Он вспоминал свою последнюю встречу с профессором Вангером и тот их разговор. Вернее, профессор в основном только слушал, а он рассказывал.
– Пей чай и наберись терпения. Но сначала знай – Эрна, твоя дочь, останется жива и, судя по всему, не пострадает. Во всяком случае, ей
суждено еще будет иметь семью и детей.
В тот день, когда я нашел Шнайдера, я принес его сюда. Все шесть томов. Уже по дороге домой я почувствовал, что это непростые книги, и,
придя в эту комнату, сразу заперся на ключ. Я провел тогда бессонную ночь. Но в отличие от тебя, просматривая страницу за страницей, я
убеждался, что в ней для меня нет ничего нового. Все это уже сидело в моей голове. Как бы тебе объяснить… Это похоже на ощущение, когда,
придя впервые в какое-то место, человеку кажется, что он уже здесь был. Читая любое место книги, я обнаруживал, что уже знаю, о чем идет
речь и что будет дальше. Для меня не было большим потрясением узнать дату ее издания и осознать, что это время еще не наступило. После того
как я однажды чуть было не умер в концлагере, меня вообще уже ничто не могло удивить. Так я думал, но то, что я увидел потом… Ты пей, пей,
Готфрид. Если чай остынет, его останется только вылить.

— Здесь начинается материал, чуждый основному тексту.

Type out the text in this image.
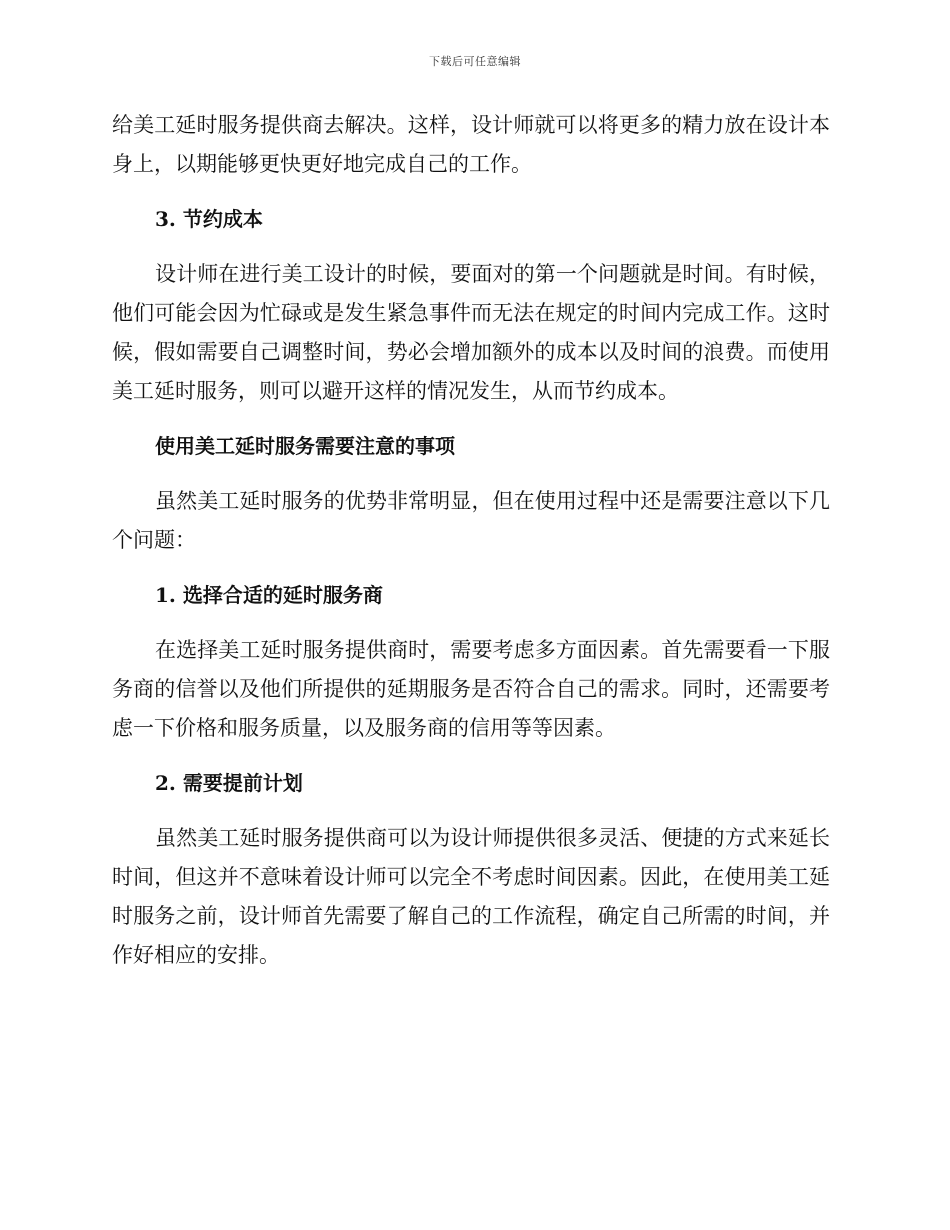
下载后可任意编辑

给美工延时服务提供商去解决。这样，设计师就可以将更多的精力放在设计本身上，以期能够更快更好地完成自己的工作。

3. 节约成本

设计师在进行美工设计的时候，要面对的第一个问题就是时间。有时候，他们可能会因为忙碌或是发生紧急事件而无法在规定的时间内完成工作。这时候，假如需要自己调整时间，势必会增加额外的成本以及时间的浪费。而使用美工延时服务，则可以避开这样的情况发生，从而节约成本。

使用美工延时服务需要注意的事项

虽然美工延时服务的优势非常明显，但在使用过程中还是需要注意以下几个问题：

1. 选择合适的延时服务商

在选择美工延时服务提供商时，需要考虑多方面因素。首先需要看一下服务商的信誉以及他们所提供的延期服务是否符合自己的需求。同时，还需要考虑一下价格和服务质量，以及服务商的信用等等因素。

2. 需要提前计划

虽然美工延时服务提供商可以为设计师提供很多灵活、便捷的方式来延长时间，但这并不意味着设计师可以完全不考虑时间因素。因此，在使用美工延时服务之前，设计师首先需要了解自己的工作流程，确定自己所需的时间，并作好相应的安排。
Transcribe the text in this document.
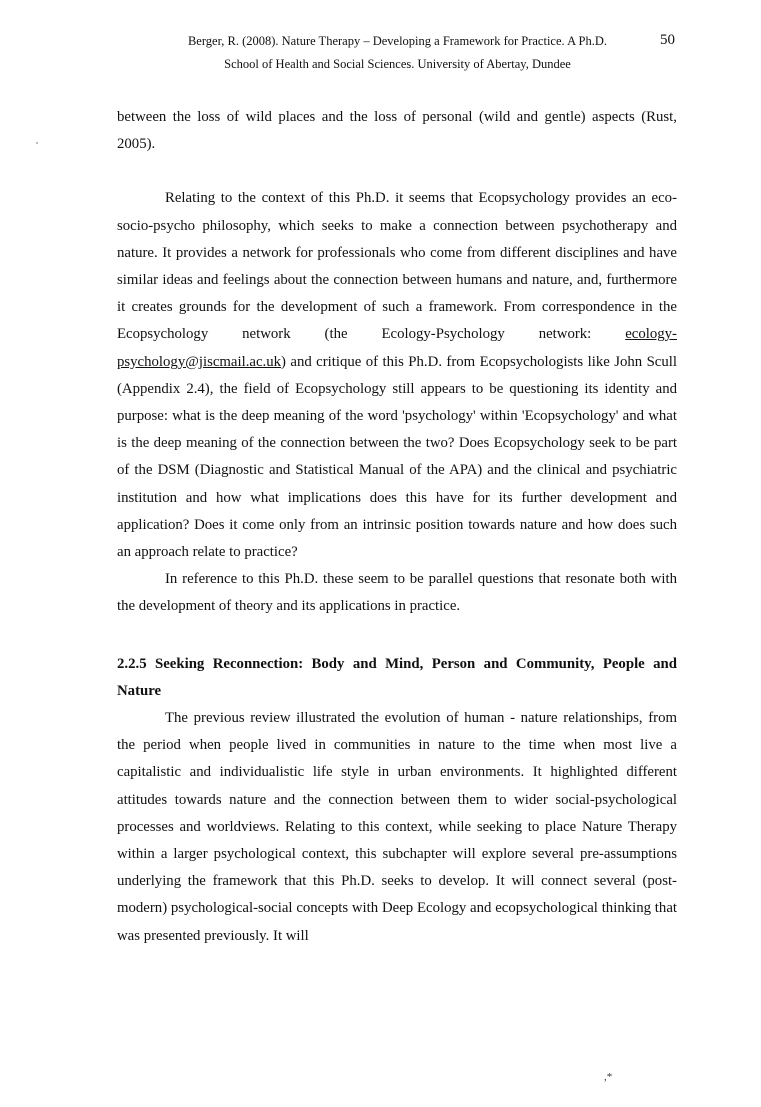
Berger, R. (2008). Nature Therapy – Developing a Framework for Practice. A Ph.D.
School of Health and Social Sciences. University of Abertay, Dundee
50

between the loss of wild places and the loss of personal (wild and gentle) aspects (Rust, 2005).

Relating to the context of this Ph.D. it seems that Ecopsychology provides an eco-socio-psycho philosophy, which seeks to make a connection between psychotherapy and nature. It provides a network for professionals who come from different disciplines and have similar ideas and feelings about the connection between humans and nature, and, furthermore it creates grounds for the development of such a framework. From correspondence in the Ecopsychology network (the Ecology-Psychology network: ecology-psychology@jiscmail.ac.uk) and critique of this Ph.D. from Ecopsychologists like John Scull (Appendix 2.4), the field of Ecopsychology still appears to be questioning its identity and purpose: what is the deep meaning of the word 'psychology' within 'Ecopsychology' and what is the deep meaning of the connection between the two? Does Ecopsychology seek to be part of the DSM (Diagnostic and Statistical Manual of the APA) and the clinical and psychiatric institution and how what implications does this have for its further development and application? Does it come only from an intrinsic position towards nature and how does such an approach relate to practice?

In reference to this Ph.D. these seem to be parallel questions that resonate both with the development of theory and its applications in practice.

2.2.5 Seeking Reconnection: Body and Mind, Person and Community, People and Nature

The previous review illustrated the evolution of human - nature relationships, from the period when people lived in communities in nature to the time when most live a capitalistic and individualistic life style in urban environments. It highlighted different attitudes towards nature and the connection between them to wider social-psychological processes and worldviews. Relating to this context, while seeking to place Nature Therapy within a larger psychological context, this subchapter will explore several pre-assumptions underlying the framework that this Ph.D. seeks to develop. It will connect several (post-modern) psychological-social concepts with Deep Ecology and ecopsychological thinking that was presented previously. It will

,*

Старик сам отхлебнул из стакана и продолжал:
– Когда я стал пролистывать шестой том, то скоро наткнулся на множество пометок. Вот этих самых, сделанных тонко заточенным карандашом. Я
не сразу понял, что это за знаки. Но они были мне определенно знакомы.
Наконец до меня дошло – это же стенография. Не просто стенография, а русская стенография. Но самое главное, что привело меня в полное
замешательство, это был мой почерк и даже мои мысли!
Терпение, Готфрид. Наберись терпения.
Вот здесь между страницами я наткнулся на клочок бумаги. Это заполненный рецептурный бланк на приобретение сильнодействующего
обезболивающего лекарства на основе амфетамина. Он выписан на мое имя и скорее всего был использован здесь в качестве закладки. Сомнений
оставалось все меньше – эта книга принадлежала мне в будущем! Понимаю, звучит парадоксально – принадлежала в будущем, – но по-другому не
скажешь. Да и ты ведь уже сталкивался с чем-то в этом роде, так что не стану задерживаться на пустяках.
Короче говоря, эти записи на полях сделаны мной скорее всего вскоре после 1960 года. На рецепте дата: август 1962 г. Принимая во внимание
лекарство и мой возраст в то время, не думаю, что я протяну сколько-нибудь долго после шестьдесят второго. Но это не главное. Главное вот
что.
Эрих пододвинул лампу и ткнул пальцем в одну из страниц.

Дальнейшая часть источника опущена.